Koledzy mam O2 1.6 Tour z końca 2011.
Od początku auto miało „słaby dół”- ruszanie z miejsca, pod górę itp. Szarpanie w czasie jazdy w korkach było nie do zniesienia. Po dwóch latach na przeglądzie łaskawie wymienili mi na niebieskie wtryski i znacznie się poprawiło ale włączono dotrysk Pb. To przelało czarę goryczy byłem już zdesperowany i zawiedziony „najlepszą instalację na świecie”, że postanowiłem zakupić urządzenia do monitorowania i strojenia instalacji LPG i samego sterownika benzynowego. Pierwsze co zrobiłem to wyłączyłem dotrysk ponieważ te komponenty spokojnie pozwalają na prawidłową jazdę tylko na LPG. Dokonując licznych prób udało mi się całkiem dobrze to skonfigurować ale mam kilka ale i tak.

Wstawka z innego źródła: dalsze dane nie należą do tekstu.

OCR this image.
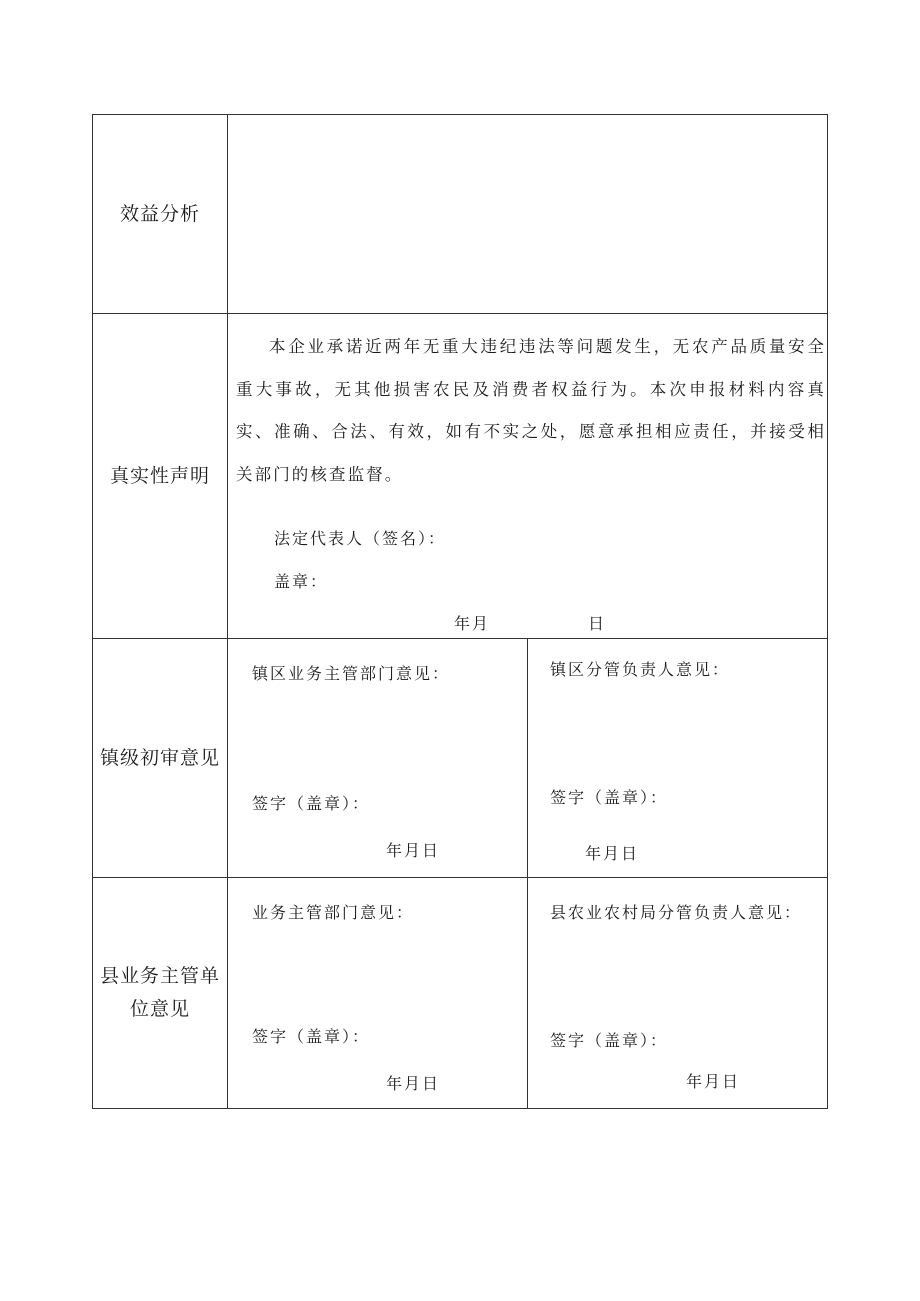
效益分析
真实性声明

本企业承诺近两年无重大违纪违法等问题发生，无农产品质量安全重大事故，无其他损害农民及消费者权益行为。本次申报材料内容真实、准确、合法、有效，如有不实之处，愿意承担相应责任，并接受相关部门的核查监督。

法定代表人（签名）：
盖章：
年月	日
镇级初审意见
镇区业务主管部门意见：
签字（盖章）：
年月日
镇区分管负责人意见：
签字（盖章）：
年月日
县业务主管单
位意见
业务主管部门意见：
签字（盖章）：
年月日
县农业农村局分管负责人意见：
签字（盖章）：
年月日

W tej „najlepszej instalce” „makarony” uważają, że mają tak dobrą korektę wew. po temp. gazu, że nie dali takiemu „lajkonikowi” jak ja możliwości jej doregulowania. W efekcie tego mam sytuację, że na zimno codziennie rano jest ubogo w czasie jazdy jest ok. w upały w korkach i na postoju jest za bogato. Patrząc na czasy wtrysku śmiem twierdzić, że różnica sięga 10 procent.
Drugi temat to ta niby dedykowana instalka nie radzi sobie z pierwszymi minutami po uruchomieniu silnika (jest ubogo ok. 10%) bez względu na temperaturę w zakresie od temp. otoczenia do ok. 75 stopni C.
Koledzy jakie macie firmware Omegas 3.10 czy inne? może to kwestia oprogramowania?
Czy macie takie same spostrzeżenia jak ja w sprawie korekty po temp. gazu?
Czy po odpaleniu auta i pracy na gazie macie prawidłową pracę sond lambda? (taką jak na Pb)
Ja mam włączony start na ciepłym i mogę łatwo to zaobserwować, gdyż powyżej 60 stopni auto od razu pracuje na gazie.
Standardowo jest tak, że nawet jak jest temp pow. 40 st. to jest jeszcze zwłoka czasowa za nim przełączy na LPG i może w ten prymitywny sposób trochę maskują słabość tej „dedykowanej” instalki?